Prior to March 2020, Sail to Trail was enjoying 25 percent week over week sales growth. Word of mouth was bringing in new customers, and the community was embracing its first winery. Then, as was the case for restaurants and wineries across the country, everything came to a screeching halt with the newly instituted Covid shutdowns. Fortunately, for Sail to Trail, in securing his permits, Chris lucked into the ability to offer delivery, which became a lifeline from March through June for the business.
“Our customers were great! They’d call and order their favorites, and as long as they were within the 25-mile radius, I was throwing boxes in my car and making deliveries,” Simpson said.
Knowing this wasn’t going to sustain the business forever, Chris also began to step up his retail presence growing from eight retail positions to placement in 52 locations across Massachusetts and New Hampshire. He has plans to further his distribution to neighboring states, including Rhode Island, Connecticut, and Vermont this year, while putting wheels in motion for a greater national presence to come.
“Sail to Trail is a lifestyle brand. Here in Worcester, we can go from the boats to the trails all in an afternoon,” said Simpson. “It’s about accessibility, approachability, and simply chilling with friends and having a dang good time. I’d like to bring that to wine drinkers everywhere – great wine at reasonable prices with a local heart. Like a good friend, we’re a brand you can count on to come through.”
Sail to Trail wines currently retail between $20 to $40. And with the Zinfandel already selling out, Chris has already added two new limited varietals to his offerings, including a Petit Verdot and Malbec. Additionally, he and his small team of sommeliers, an educator, and a marketer have aggressive expansion plans in the coming years. Sail to Trail has begun to seek distributors across the country with plans to expand in retail outlets nationwide and is currently working on a second-tier line of wines that will retail below the current offerings.
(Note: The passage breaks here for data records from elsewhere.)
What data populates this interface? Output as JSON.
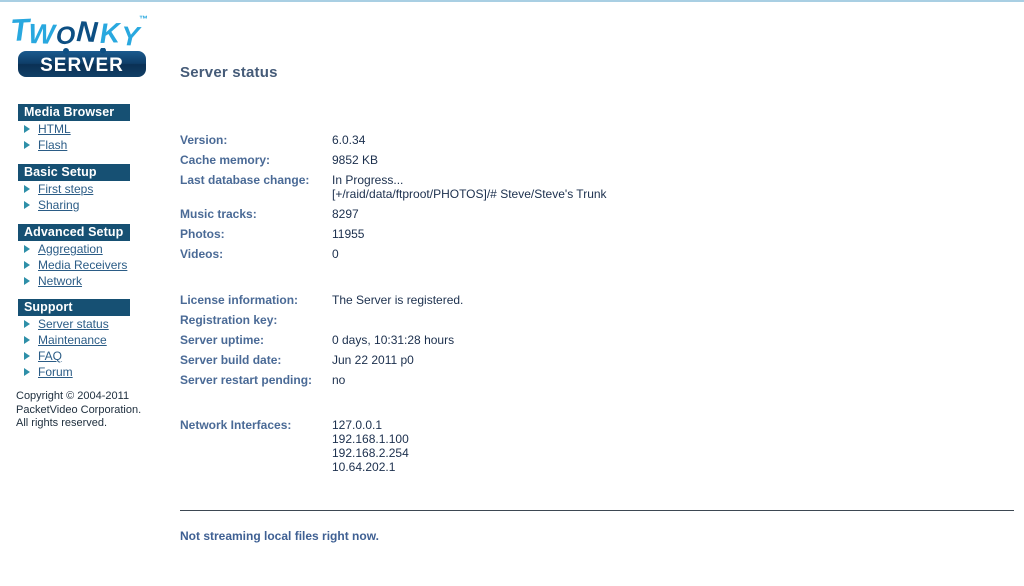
{
  "brand": {
    "word_mark": "TWONKY",
    "trademark": "™",
    "badge": "SERVER"
  },
  "sidebar": {
    "groups": [
      {
        "title": "Media Browser",
        "items": [
          {
            "label": "HTML"
          },
          {
            "label": "Flash"
          }
        ]
      },
      {
        "title": "Basic Setup",
        "items": [
          {
            "label": "First steps"
          },
          {
            "label": "Sharing"
          }
        ]
      },
      {
        "title": "Advanced Setup",
        "items": [
          {
            "label": "Aggregation"
          },
          {
            "label": "Media Receivers"
          },
          {
            "label": "Network"
          }
        ]
      },
      {
        "title": "Support",
        "items": [
          {
            "label": "Server status"
          },
          {
            "label": "Maintenance"
          },
          {
            "label": "FAQ"
          },
          {
            "label": "Forum"
          }
        ]
      }
    ],
    "copyright": {
      "line1": "Copyright © 2004-2011",
      "line2": "PacketVideo Corporation.",
      "line3": "All rights reserved."
    }
  },
  "main": {
    "page_title": "Server status",
    "version_block": {
      "version_label": "Version:",
      "version_value": "6.0.34",
      "cache_label": "Cache memory:",
      "cache_value": "9852 KB",
      "dbchange_label": "Last database change:",
      "dbchange_value": "In Progress...",
      "dbchange_detail": "[+/raid/data/ftproot/PHOTOS]/# Steve/Steve's Trunk",
      "music_label": "Music tracks:",
      "music_value": "8297",
      "photos_label": "Photos:",
      "photos_value": "11955",
      "videos_label": "Videos:",
      "videos_value": "0"
    },
    "license_block": {
      "license_label": "License information:",
      "license_value": "The Server is registered.",
      "regkey_label": "Registration key:",
      "regkey_value": "",
      "uptime_label": "Server uptime:",
      "uptime_value": "0 days, 10:31:28 hours",
      "build_label": "Server build date:",
      "build_value": "Jun 22 2011 p0",
      "restart_label": "Server restart pending:",
      "restart_value": "no"
    },
    "network_block": {
      "network_label": "Network Interfaces:",
      "interfaces": [
        "127.0.0.1",
        "192.168.1.100",
        "192.168.2.254",
        "10.64.202.1"
      ]
    },
    "footer_status": "Not streaming local files right now."
  },
  "colors": {
    "nav_header_bg": "#165073",
    "nav_link": "#2b5c86",
    "nav_arrow": "#2e8fa8",
    "label": "#4a6a96",
    "value": "#1b2f4d",
    "title": "#455b78",
    "brand_light": "#29a8df",
    "brand_dark": "#0d4f83",
    "top_border": "#a9cfe3"
  }
}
“Through our e-commerce offerings, we see the brand resonate across the country,” said Simpson. “I’d love to amplify that growth through distribution of our existing line, but also of wines at the $10 to $12 price point, which we hope to position in both retail and entertainment venues. My goal is to surprise our customers with the quality of wines offered for the price.”
Sail to Trail is also looking into canned wines as part of this second-tier line-up.
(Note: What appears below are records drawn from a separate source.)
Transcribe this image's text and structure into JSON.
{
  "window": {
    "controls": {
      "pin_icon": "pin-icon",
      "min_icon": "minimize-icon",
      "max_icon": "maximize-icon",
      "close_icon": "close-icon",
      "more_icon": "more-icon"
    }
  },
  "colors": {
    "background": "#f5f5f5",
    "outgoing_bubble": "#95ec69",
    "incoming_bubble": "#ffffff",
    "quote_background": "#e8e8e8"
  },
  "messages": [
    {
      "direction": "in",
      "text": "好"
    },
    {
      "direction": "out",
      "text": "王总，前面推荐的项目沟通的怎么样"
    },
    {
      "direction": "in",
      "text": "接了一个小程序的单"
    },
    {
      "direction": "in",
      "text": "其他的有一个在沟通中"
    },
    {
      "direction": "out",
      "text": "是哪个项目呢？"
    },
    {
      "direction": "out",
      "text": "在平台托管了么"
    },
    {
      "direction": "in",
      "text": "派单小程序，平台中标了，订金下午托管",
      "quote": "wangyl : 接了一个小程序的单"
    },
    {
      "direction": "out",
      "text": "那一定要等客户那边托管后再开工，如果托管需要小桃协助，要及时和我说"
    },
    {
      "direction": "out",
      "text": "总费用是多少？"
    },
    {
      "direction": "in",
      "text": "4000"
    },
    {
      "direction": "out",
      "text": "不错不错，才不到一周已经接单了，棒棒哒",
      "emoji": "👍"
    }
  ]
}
“I realize it may be a challenge to take a Massachusetts wine nationwide, but I strongly believe in five years, it will be a well-known brand,” said Simpson. “Being first in the market is a challenge we’re conquering, and we’re changing perceptions on the way, and I think it all comes back to that local mentality – a neighborly brand that you can count on to come through.”
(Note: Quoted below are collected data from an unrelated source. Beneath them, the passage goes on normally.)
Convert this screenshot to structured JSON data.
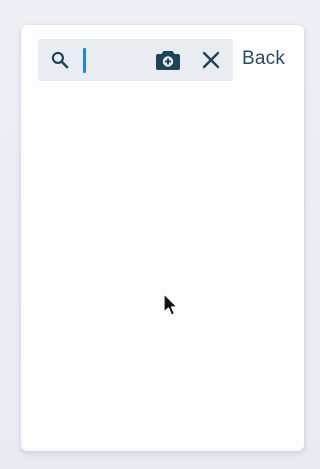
{
  "search": {
    "value": "",
    "placeholder": ""
  },
  "icons": {
    "search": "search-icon",
    "camera": "camera-add-icon",
    "clear": "close-icon",
    "pointer": "mouse-pointer-icon"
  },
  "header": {
    "back_label": "Back"
  },
  "colors": {
    "icon": "#1f4459",
    "caret": "#1a8ad8",
    "search_bg": "#e9ecf1",
    "card_bg": "#fdfdff",
    "page_bg": "#eceef4"
  }
}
Sail to Trail’s Worcester tasting room is once again open, at limited occupancy levels, for tastings, flights, glasses, and bottles. The wines are also available to ship through the winery’s e-commerce site and can be found in restaurants and stores within New England.
“Although not the start we had planned, this past year has taught us to embrace change, think bigger, and work smarter,” said Simpson. “I’m sure we won’t be the only urban winery in the region for long, but there is something special about being the first. And we are grateful to our community for embracing us.”